As inflation continues to heat up—a new report from Goldman Sachs cautioned that rates may not cool off this year as many had hoped. “The inflation picture has worsened this winter as we expected, and how much it will improve later this year is now in question,” Goldman Sachs economists wrote.
A measure of inflation that the Federal Reserve watches closely accelerated again in February, hitting a new 40-year high and speeding up on a monthly basis as food and energy prices climbed sharply. Now, nearly nine in 10 adults say they are at least somewhat concerned about inflation, according to a survey conducted recently by the online research firm Momentive for The New York Times.
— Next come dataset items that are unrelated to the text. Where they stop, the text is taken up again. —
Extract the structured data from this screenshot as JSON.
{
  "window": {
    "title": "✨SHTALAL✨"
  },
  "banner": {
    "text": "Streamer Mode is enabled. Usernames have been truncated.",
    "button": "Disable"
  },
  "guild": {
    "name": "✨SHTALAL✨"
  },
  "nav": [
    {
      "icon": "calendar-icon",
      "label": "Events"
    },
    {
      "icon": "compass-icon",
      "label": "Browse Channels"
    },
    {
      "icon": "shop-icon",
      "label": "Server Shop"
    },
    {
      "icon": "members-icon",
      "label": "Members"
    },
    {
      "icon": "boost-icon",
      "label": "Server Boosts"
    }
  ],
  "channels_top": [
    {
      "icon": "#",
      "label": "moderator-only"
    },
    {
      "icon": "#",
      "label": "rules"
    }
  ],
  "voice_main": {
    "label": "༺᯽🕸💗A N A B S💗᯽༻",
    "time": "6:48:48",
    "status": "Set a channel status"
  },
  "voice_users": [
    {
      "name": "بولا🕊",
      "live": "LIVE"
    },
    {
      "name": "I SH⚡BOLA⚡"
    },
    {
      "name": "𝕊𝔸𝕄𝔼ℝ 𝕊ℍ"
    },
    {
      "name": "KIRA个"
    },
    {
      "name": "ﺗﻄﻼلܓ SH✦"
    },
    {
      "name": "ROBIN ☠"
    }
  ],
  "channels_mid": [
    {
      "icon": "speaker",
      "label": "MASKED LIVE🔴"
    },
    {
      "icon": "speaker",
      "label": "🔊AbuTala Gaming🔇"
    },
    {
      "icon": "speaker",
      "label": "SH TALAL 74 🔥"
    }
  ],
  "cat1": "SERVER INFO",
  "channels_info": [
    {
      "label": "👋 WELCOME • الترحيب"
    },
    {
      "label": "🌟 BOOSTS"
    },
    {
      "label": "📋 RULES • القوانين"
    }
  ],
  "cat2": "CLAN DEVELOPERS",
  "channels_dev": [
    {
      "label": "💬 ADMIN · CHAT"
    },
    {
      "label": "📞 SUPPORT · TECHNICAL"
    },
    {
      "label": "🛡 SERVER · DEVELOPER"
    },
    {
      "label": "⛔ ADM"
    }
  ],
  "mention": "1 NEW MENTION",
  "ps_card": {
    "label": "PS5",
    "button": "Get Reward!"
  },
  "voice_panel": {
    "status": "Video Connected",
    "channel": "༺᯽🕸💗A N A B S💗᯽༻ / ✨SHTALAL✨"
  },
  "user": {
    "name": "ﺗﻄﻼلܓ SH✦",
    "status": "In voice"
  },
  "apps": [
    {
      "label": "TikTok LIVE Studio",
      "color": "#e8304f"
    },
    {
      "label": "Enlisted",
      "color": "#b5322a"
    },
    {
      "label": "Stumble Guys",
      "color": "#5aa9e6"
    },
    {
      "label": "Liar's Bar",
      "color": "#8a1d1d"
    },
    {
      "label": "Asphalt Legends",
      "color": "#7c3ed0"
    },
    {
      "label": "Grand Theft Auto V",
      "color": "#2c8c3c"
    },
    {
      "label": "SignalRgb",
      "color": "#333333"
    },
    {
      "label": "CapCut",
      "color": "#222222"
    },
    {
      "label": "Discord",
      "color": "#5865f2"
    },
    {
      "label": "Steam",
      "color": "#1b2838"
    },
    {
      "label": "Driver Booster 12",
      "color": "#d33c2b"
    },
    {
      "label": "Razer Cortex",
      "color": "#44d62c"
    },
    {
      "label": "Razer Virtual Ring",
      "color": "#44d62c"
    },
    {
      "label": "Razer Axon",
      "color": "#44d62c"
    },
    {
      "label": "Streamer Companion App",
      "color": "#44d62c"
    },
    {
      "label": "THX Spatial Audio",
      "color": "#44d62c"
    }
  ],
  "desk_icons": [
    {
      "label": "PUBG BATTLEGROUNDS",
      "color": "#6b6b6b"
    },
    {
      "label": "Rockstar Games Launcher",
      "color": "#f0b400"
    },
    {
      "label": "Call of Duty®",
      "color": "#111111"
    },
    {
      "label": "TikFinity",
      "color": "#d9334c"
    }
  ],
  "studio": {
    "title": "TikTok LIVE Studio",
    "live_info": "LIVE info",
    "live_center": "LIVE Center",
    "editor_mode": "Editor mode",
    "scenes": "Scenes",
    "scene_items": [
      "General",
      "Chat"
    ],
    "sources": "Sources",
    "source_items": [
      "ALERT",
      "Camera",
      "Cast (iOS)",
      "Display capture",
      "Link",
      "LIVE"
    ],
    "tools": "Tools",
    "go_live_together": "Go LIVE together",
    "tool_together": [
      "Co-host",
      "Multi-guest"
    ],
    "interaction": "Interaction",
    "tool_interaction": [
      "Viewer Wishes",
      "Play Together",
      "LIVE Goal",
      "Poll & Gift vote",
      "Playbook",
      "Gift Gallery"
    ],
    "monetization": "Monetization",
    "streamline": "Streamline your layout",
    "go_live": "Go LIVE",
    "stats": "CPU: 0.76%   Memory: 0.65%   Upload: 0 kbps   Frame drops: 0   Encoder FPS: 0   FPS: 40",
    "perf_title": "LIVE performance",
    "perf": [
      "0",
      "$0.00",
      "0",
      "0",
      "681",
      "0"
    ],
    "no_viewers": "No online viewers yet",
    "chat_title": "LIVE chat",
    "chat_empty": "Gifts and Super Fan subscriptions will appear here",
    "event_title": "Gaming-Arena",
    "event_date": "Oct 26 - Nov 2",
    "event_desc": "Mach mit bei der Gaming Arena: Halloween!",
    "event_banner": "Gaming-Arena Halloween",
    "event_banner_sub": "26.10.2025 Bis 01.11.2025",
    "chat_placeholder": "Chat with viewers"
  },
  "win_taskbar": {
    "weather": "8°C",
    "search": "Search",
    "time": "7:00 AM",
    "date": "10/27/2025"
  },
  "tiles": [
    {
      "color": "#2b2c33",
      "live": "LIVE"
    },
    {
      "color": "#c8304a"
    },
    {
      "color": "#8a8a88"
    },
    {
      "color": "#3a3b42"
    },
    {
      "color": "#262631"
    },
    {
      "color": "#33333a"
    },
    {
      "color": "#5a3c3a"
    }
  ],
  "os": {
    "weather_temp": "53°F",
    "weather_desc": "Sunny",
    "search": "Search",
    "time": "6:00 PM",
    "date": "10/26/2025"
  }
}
With the fear of inflation weighing on people’s view of their finances and the economy overall, only 14 percent of employed respondents in the survey said they had received a raise significant enough to keep up with inflation.
At the same time, Goldman Sachs noted the widest gap between available jobs and workers in postwar US history. “The one-two punch of high inflation expectations and a strong jobs market threaten to ignite a moderate wage-price spiral,” Goldman Sachs said, somewhat reversing its previous assessment that there is little risk of such a spiral.
While companies scramble to deal with increasing commodity prices, supply constraints and higher wages caused by labor shortages, a recent report by Harvard Business Review says that cutting expenses is a vital part of how companies can weather the storm.